Inzwischen geht in Dr. Basts Praxis wieder alles seinen gewohnten Gang. Rückblickend hat es auch keinen größeren Einbruch bei den Patientenzahlen gegeben. Unmittelbar nach der Brief-Aktion suchten sogar mehr Patienten die Praxis auf, sodass die Flaute in den knapp vier Wochen des Telefondramas im Verlauf des Quartals ausgeglichen werden konnte. Doch die Brief-Aktion und die anderen Maßnahmen, um größeren Schaden von der Praxis abzuwenden, haben dem Arzt "neben dem Stress auch einen hohen finanziellen Aufwand" bereitet.
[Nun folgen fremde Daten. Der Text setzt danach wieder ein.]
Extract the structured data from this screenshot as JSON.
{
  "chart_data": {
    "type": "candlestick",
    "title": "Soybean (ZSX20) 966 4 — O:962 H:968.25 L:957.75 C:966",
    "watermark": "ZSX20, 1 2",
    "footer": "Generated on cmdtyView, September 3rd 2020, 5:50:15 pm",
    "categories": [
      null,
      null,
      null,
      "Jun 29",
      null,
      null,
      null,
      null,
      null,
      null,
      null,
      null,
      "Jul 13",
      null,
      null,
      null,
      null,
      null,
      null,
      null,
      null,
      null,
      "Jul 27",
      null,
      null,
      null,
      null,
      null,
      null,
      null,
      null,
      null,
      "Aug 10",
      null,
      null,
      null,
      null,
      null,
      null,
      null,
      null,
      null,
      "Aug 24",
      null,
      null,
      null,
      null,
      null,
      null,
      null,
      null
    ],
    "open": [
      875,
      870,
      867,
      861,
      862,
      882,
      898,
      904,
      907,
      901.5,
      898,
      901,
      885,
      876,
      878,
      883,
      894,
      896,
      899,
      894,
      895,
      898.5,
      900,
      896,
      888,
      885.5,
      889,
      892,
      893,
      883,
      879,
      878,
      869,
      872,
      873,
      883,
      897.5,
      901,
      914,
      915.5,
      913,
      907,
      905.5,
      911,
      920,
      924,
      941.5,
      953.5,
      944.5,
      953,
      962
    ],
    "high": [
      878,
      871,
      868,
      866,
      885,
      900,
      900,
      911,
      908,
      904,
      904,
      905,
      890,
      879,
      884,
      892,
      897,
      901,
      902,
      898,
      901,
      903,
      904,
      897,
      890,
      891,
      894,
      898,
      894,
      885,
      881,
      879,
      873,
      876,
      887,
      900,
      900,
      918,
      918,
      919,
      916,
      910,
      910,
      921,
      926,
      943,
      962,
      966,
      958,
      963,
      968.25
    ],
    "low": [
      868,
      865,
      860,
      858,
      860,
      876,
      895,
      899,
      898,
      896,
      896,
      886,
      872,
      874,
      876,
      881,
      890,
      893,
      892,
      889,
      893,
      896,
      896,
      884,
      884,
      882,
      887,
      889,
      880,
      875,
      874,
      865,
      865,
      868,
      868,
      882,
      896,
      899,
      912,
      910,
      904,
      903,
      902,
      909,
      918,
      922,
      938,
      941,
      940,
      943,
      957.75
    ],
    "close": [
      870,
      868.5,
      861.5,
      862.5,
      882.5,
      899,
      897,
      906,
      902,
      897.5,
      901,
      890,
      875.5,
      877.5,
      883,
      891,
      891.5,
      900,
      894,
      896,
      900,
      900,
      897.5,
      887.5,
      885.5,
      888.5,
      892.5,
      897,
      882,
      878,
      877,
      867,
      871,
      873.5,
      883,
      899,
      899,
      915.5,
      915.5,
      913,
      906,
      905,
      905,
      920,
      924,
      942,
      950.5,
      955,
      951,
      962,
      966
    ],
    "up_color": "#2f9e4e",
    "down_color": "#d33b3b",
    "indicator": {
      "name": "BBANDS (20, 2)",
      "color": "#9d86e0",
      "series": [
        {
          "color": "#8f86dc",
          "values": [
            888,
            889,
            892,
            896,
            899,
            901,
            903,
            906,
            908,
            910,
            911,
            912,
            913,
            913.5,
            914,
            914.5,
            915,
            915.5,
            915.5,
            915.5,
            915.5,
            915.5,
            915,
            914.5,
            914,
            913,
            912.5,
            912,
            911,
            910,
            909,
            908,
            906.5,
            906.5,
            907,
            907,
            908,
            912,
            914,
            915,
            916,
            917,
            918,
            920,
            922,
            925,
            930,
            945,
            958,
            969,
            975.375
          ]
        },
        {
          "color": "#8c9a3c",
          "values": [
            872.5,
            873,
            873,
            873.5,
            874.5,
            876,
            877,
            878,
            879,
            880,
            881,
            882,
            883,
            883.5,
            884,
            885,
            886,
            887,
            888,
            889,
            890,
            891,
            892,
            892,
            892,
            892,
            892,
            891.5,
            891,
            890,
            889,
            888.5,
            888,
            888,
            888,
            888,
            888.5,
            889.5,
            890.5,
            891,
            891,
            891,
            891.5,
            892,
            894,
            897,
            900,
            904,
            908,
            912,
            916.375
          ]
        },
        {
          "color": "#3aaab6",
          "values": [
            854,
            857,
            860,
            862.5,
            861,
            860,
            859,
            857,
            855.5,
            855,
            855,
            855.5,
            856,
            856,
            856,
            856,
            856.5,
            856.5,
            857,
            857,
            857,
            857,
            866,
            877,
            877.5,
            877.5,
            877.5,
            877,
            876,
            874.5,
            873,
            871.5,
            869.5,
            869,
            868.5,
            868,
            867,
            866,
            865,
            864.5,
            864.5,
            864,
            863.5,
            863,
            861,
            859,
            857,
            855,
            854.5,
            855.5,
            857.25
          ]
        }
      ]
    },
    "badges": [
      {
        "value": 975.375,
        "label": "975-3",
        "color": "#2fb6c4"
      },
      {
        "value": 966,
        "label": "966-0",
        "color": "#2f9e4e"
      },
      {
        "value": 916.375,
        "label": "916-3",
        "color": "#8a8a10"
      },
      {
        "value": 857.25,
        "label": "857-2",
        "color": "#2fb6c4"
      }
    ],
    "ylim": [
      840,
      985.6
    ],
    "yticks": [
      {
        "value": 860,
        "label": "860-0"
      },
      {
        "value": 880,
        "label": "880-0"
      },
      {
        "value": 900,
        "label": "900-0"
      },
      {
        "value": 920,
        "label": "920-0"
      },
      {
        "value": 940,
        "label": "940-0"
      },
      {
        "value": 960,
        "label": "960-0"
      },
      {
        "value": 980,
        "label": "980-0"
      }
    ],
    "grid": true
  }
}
Das Geld möchte er nun von der Telekom zurückhaben. Er hat durch seine Anwälte eine Schadenersatzklage beim Landgericht Heidelberg eingereicht. Der Gerichtstermin soll im Januar stattfinden. Dr. Bast hofft allerdings, dass er sich vorher mit der Telekom außergerichtlich einigen kann. "Ich bin in diesen vier Wochen um zwei Jahre gealtert. Ich möchte einfach eine akzeptable Lösung", sagt er. Auch von einem Sprecher der Telekom, der "die Unannehmlichkeiten" bedauert und sich "in aller Form" dafür entschuldigt, wird darauf verwiesen, dass etwaige Ausfallansprüche geprüft würden.

Trotz des Ärgers ist der Orthopäde weiterhin Kunde der Telekom. "Die anderen Anbieter sind vermutlich auch nicht besser", sagt er resig­niert.